The report, which is headed by Department of Finance official Declan Keane and made up of representatives from a number of government departments, will not recommend any mass debt forgiveness scheme.
It will call for mortgage lenders to fund the recruitment of around 100 financial advisers to offer a debt support service to those at risk of losing their homes.
Another recommendation is that local authorities and charities should buy the homes of those in hopeless mortgage arrears. The properties would then be rented back to those forced to give up ownership of their houses.
The new group of financial advisers would work alongside the existing Money Advice and Budgeting Service.
But the report will suggest that there should be a new system, outside the courts, to allow those who are over-burdened with debts to have some of their bills written off.
This is expected to lead to a limited form of debt forgiveness where those who have their houses repossessed, or hand over the keys, are able to have the balance that they still owe formally written off.

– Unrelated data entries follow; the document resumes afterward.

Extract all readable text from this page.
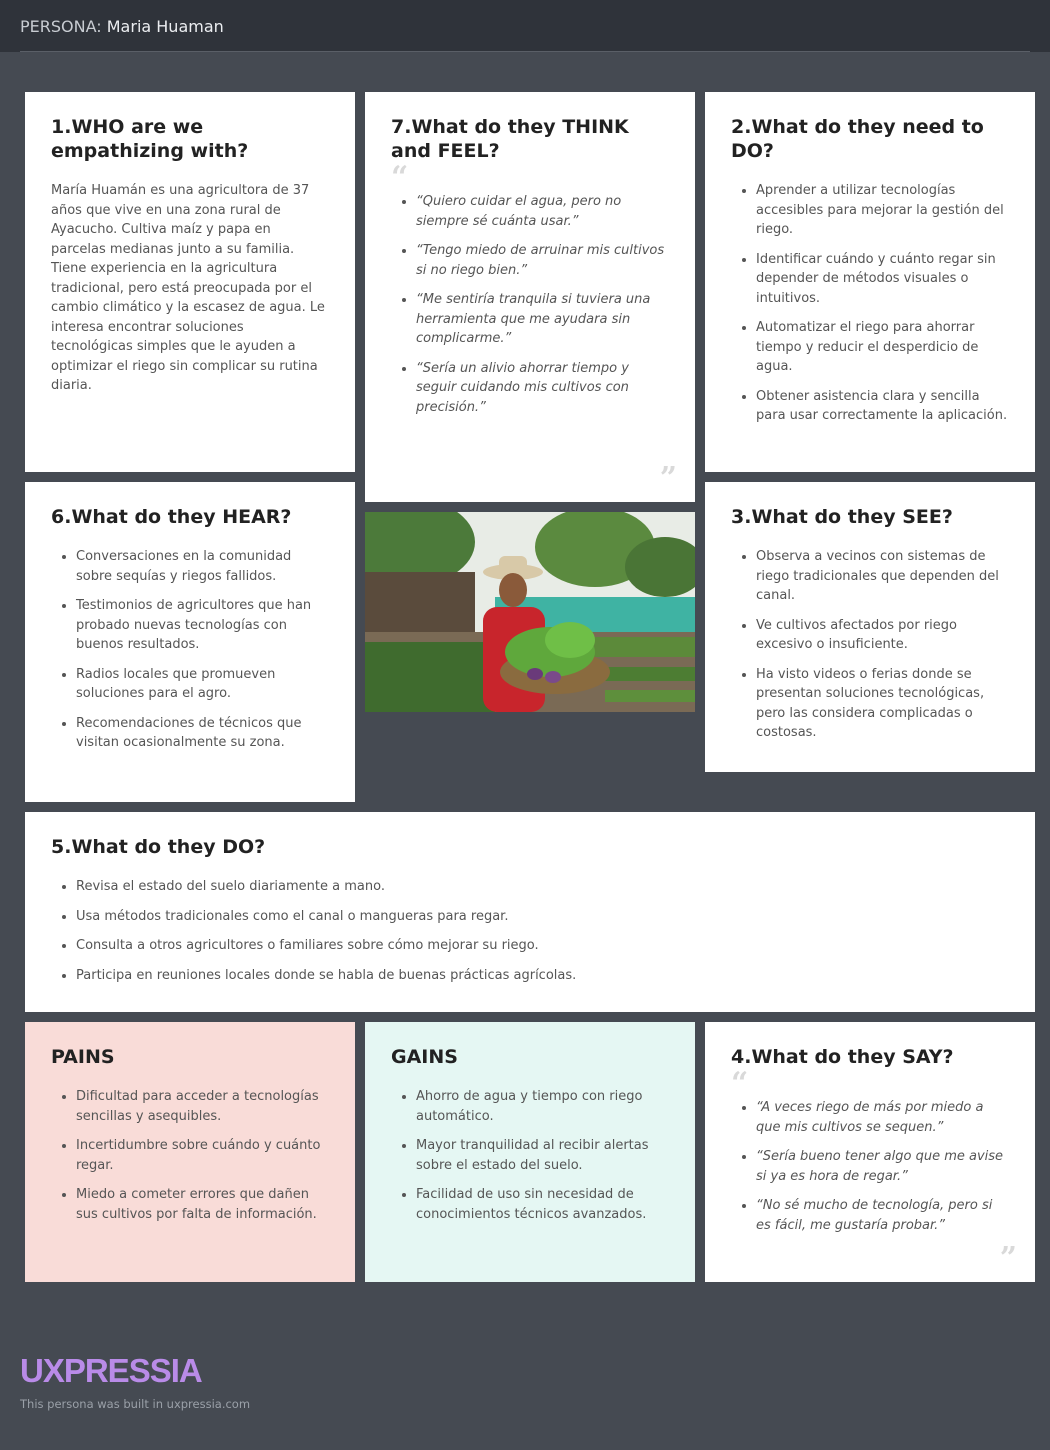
PERSONA: Maria Huaman
1.WHO are we empathizing with?

María Huamán es una agricultora de 37 años que vive en una zona rural de Ayacucho. Cultiva maíz y papa en parcelas medianas junto a su familia. Tiene experiencia en la agricultura tradicional, pero está preocupada por el cambio climático y la escasez de agua. Le interesa encontrar soluciones tecnológicas simples que le ayuden a optimizar el riego sin complicar su rutina diaria.

7.What do they THINK and FEEL?
“
• “Quiero cuidar el agua, pero no siempre sé cuánta usar.”
• “Tengo miedo de arruinar mis cultivos si no riego bien.”
• “Me sentiría tranquila si tuviera una herramienta que me ayudara sin complicarme.”
• “Sería un alivio ahorrar tiempo y seguir cuidando mis cultivos con precisión.”
”
2.What do they need to DO?
• Aprender a utilizar tecnologías accesibles para mejorar la gestión del riego.
• Identificar cuándo y cuánto regar sin depender de métodos visuales o intuitivos.
• Automatizar el riego para ahorrar tiempo y reducir el desperdicio de agua.
• Obtener asistencia clara y sencilla para usar correctamente la aplicación.
6.What do they HEAR?
• Conversaciones en la comunidad sobre sequías y riegos fallidos.
• Testimonios de agricultores que han probado nuevas tecnologías con buenos resultados.
• Radios locales que promueven soluciones para el agro.
• Recomendaciones de técnicos que visitan ocasionalmente su zona.
3.What do they SEE?
• Observa a vecinos con sistemas de riego tradicionales que dependen del canal.
• Ve cultivos afectados por riego excesivo o insuficiente.
• Ha visto videos o ferias donde se presentan soluciones tecnológicas, pero las considera complicadas o costosas.
5.What do they DO?
• Revisa el estado del suelo diariamente a mano.
• Usa métodos tradicionales como el canal o mangueras para regar.
• Consulta a otros agricultores o familiares sobre cómo mejorar su riego.
• Participa en reuniones locales donde se habla de buenas prácticas agrícolas.
PAINS
• Dificultad para acceder a tecnologías sencillas y asequibles.
• Incertidumbre sobre cuándo y cuánto regar.
• Miedo a cometer errores que dañen sus cultivos por falta de información.
GAINS
• Ahorro de agua y tiempo con riego automático.
• Mayor tranquilidad al recibir alertas sobre el estado del suelo.
• Facilidad de uso sin necesidad de conocimientos técnicos avanzados.
4.What do they SAY?
“
• “A veces riego de más por miedo a que mis cultivos se sequen.”
• “Sería bueno tener algo que me avise si ya es hora de regar.”
• “No sé mucho de tecnología, pero si es fácil, me gustaría probar.”
”
UXPRESSIA
This persona was built in uxpressia.com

This is already happening on an informal basis. The report, chaired by Mr Keane, who is a KPMG accountant on secondment to the Department of Finance, will also recommend that:
•Some repossessed homes be taken over by local authorities which will then lease them back to those forced to give up their properties.
•Housing associations will be encouraged to take ownership of repossessed houses that would be rented out as social housing.
•Lenders should consider setting aside, or warehousing, a portion of the capital amount owned on a mortgage for a limited period. This would be for those with a reasonable chance of getting back to work and would radically lower the monthly repayments for a period.
•Proposals for negative equity mortgages for those who want to trade down, which would allow those seeking a smaller home to take the balance they owe on their original home on to the mortgage of the new smaller home.
•The State's expenditure on mortgage interest supplement, which will cost €70m this year, should lessen if the new measures are adopted.
There are some 22,231 people at risk of losing their homes because they have not paid their mortgage for a year or more.
Almost 70,000 homeowners are three months or more behind on their home-loan repayments.
The recommendations of the Keane group report are expected to come in the form of guidelines, with the banks "strongly encouraged" to follow them.